CNH fait face à des défis au 3ème trimestre 2024
Le bénéfice net du trimestre s'est élevé à 310 millions de dollars américains, en baisse de 43 % par rapport aux 540 millions de dollars américains de 2023.
Les données de l'Institut d'Économie Agricole du Mato Grosso (Imea) indiquent que les semis de soja dans le Mato Grosso, retardés jusqu'à la fin de la deuxième quinzaine d'octobre, ont été accélérés grâce au travail intense des producteurs qui, en seulement une semaine, a augmenté la superficie plantée dans l'État de 8,8 % à plus de 25 %. Cette avancée reflète les inquiétudes concernant la fenêtre de maïs pour la prochaine récolte, car un semis tardif de soja pourrait compromettre le maïs en le poussant dans une fenêtre de productivité inférieure en mars, retirant ainsi de vastes zones de la recommandation de zonage à risque climatique agricole (Zarc) et, par conséquent. , couverture d'assurance en cas d'accident.
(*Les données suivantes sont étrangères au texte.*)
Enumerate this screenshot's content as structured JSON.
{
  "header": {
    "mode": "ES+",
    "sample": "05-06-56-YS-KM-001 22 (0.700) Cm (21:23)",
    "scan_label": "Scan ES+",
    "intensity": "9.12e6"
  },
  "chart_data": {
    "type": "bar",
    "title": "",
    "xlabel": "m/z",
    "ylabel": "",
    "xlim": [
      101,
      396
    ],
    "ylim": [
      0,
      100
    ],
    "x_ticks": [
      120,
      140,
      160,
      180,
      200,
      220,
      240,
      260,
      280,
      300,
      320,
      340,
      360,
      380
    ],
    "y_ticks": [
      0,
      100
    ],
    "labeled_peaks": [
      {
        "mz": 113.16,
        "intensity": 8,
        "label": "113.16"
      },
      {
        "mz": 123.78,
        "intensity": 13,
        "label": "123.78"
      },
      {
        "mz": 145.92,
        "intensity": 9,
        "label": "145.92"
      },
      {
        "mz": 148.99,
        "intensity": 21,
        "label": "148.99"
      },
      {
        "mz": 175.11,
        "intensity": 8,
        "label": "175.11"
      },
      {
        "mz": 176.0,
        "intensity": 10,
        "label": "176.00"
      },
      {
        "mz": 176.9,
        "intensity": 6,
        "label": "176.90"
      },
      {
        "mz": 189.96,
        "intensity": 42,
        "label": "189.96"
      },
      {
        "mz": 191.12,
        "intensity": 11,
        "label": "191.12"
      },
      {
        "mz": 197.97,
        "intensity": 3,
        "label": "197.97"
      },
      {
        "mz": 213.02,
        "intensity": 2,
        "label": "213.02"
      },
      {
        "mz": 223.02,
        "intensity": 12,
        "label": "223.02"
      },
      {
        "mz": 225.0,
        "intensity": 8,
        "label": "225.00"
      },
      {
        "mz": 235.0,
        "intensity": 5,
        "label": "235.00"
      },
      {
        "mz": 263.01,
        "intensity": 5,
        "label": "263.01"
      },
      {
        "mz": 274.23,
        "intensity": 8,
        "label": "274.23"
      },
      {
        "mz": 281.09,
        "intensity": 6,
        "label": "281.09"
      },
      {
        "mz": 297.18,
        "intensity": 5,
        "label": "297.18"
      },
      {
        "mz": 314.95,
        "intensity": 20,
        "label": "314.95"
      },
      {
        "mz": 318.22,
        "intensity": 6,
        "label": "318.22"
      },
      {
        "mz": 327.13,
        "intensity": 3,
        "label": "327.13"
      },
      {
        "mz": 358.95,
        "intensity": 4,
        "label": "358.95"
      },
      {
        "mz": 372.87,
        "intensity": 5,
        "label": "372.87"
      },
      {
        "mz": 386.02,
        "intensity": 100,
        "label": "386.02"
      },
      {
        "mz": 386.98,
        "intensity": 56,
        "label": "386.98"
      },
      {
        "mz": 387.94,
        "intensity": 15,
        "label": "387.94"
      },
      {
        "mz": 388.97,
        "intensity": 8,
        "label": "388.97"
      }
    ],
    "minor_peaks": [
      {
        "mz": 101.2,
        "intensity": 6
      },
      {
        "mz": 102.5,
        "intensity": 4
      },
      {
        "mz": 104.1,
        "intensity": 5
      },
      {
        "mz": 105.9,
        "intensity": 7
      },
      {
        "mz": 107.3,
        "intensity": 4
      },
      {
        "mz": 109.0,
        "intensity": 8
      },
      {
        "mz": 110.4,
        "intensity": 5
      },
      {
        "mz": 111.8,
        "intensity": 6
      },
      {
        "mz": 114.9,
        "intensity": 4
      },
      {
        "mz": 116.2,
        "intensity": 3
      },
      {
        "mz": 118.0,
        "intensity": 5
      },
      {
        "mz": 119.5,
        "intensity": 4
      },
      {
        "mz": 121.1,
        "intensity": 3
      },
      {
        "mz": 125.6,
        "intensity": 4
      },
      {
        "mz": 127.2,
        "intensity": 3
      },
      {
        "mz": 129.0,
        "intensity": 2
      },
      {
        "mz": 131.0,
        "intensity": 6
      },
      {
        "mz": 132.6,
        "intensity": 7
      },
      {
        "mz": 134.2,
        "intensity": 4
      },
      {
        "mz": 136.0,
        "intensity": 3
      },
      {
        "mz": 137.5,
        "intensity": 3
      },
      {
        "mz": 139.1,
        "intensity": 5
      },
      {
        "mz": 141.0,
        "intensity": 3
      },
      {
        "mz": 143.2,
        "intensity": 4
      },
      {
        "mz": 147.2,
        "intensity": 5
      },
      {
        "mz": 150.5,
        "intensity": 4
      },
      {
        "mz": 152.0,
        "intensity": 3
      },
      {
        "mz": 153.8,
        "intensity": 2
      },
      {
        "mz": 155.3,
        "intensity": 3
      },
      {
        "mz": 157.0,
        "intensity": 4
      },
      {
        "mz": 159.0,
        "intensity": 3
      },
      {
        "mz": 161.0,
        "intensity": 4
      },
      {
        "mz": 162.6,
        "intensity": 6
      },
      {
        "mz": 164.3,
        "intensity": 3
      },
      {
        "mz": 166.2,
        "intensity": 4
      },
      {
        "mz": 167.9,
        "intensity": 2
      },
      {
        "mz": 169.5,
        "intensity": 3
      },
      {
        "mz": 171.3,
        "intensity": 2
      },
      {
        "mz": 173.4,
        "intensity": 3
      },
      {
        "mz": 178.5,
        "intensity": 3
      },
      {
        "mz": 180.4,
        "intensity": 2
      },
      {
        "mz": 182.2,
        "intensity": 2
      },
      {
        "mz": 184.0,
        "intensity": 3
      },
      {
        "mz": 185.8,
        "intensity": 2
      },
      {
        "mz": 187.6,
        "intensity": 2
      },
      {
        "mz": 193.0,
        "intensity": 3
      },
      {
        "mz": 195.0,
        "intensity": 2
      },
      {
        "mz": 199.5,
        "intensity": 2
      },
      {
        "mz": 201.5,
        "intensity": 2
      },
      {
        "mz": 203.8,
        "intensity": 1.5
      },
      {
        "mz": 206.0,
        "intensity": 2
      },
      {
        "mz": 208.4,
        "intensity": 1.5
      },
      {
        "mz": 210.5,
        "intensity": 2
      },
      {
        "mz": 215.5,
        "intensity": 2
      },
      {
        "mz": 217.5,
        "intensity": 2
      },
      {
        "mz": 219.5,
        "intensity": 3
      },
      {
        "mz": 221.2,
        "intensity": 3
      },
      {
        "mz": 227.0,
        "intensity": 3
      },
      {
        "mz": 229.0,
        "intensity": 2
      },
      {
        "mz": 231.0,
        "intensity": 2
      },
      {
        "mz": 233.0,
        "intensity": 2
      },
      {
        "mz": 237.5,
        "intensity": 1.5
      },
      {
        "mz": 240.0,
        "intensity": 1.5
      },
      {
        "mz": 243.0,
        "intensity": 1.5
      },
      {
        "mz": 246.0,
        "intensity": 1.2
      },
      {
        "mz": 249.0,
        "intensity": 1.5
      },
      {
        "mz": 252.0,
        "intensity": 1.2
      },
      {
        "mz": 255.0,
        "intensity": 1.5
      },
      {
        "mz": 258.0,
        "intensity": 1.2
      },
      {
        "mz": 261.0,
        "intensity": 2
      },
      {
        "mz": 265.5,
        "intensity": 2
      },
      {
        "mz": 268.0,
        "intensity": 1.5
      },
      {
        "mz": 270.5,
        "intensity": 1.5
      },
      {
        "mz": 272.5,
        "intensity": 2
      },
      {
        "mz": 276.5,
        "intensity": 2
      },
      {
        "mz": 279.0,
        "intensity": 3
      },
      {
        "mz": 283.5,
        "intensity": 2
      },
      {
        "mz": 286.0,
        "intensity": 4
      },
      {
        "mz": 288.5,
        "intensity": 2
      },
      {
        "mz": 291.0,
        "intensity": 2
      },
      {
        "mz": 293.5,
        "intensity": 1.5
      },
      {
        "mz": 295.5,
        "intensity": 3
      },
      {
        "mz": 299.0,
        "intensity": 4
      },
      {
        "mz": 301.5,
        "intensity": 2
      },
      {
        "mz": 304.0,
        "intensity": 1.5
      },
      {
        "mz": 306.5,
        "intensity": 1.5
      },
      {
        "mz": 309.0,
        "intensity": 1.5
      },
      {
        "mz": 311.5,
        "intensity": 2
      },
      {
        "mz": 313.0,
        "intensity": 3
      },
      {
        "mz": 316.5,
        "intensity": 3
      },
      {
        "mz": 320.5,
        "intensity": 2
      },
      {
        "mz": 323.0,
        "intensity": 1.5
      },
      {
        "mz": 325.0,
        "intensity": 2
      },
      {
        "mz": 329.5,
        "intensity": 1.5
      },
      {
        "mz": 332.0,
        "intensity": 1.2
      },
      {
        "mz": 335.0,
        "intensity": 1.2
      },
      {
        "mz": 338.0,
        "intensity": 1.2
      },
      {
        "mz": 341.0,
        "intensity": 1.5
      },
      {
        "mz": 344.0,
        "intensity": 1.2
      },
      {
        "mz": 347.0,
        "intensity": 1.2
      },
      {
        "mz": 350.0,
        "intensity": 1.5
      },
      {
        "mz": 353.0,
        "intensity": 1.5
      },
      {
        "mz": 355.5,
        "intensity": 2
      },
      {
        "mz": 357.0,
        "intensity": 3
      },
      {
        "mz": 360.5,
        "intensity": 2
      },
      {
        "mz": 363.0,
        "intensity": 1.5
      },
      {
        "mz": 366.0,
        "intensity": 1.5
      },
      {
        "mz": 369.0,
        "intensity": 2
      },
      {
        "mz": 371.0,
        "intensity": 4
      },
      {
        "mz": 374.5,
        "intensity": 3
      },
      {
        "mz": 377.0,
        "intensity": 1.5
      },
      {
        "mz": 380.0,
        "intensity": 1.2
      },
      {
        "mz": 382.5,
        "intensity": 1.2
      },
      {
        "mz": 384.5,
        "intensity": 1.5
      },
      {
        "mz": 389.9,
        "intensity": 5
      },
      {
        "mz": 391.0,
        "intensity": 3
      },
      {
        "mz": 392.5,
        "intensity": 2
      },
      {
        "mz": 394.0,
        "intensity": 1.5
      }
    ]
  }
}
L'évolution vertigineuse des semis, bien que positive dans la réduction des risques pour le maïs, suscite des inquiétudes en raison de l'impact du phénomène La Niña, qui devrait favoriser des périodes de forte humidité dans toutes les régions de l'État. Selon les prévisions de la National Oceanic and Atmospheric Administration - NOAA, de grandes quantités de pluie sont attendues en janvier et février de l'année prochaine, mois critiques pour la récolte des oléagineux. Ce scénario allume le feu jaune pour les producteurs, qui pourraient être confrontés à des défis similaires à ceux du cycle 2020/21, lorsque des conditions météorologiques extrêmes ont endommagé les récoltes dans plusieurs régions de l'État.
Selon une étude de l'Imea, entre la deuxième quinzaine d'octobre et la première semaine de novembre, les producteurs du Mato Grosso devraient concentrer plus de 83% des semis, dépassant le record de vitesse de semis de la récolte 2020/21, qui avait atteint 80% de superficie plantée au cours de la même période. Cependant, les prévisions de pluies intenses pour la récolte font que les deux cultures présentent un parallèle critique, avec l'espoir que la moitié de la superficie totale sera récoltée en seulement trois semaines, entre la deuxième quinzaine de février et le début du mois de mars.
« Le scénario chaotique de 2020 constitue un précédent alarmant. À cette occasion, des récoltes entières ont été perdues dans les campagnes, des files d’attente se sont formées devant les entreprises commerciales et céréalières et des chargements ont pourri dans les camions. En outre, les remises de qualité appliquées par les acquéreurs, certains d'entre eux sans transparence contractuelle, ont atteint 90% dans des cas extrêmes », affirme le directeur administratif d'Aprosoja-MT, Diego Bertuol.
Face à cette réalité, Aprosoja-MT alerte les sociétés commerciales sur l'importance d'anticiper la planification et d'investir dans la capacité de réception, y compris l'extension des équipes pour assurer la fluidité du processus, en évitant que le travail des producteurs ne soit perdu à cause des goulots d'étranglement à ce stade. . L'entité conseille également à ses membres de prendre des précautions et d'être conscients des remises de qualité appliquées par les acheteurs, soulignant que, si nécessaire, le producteur peut recourir au Programme de classification légale, qui met à disposition des médiateurs gratuits autorisés par le ministère de l'Agriculture (Mapa).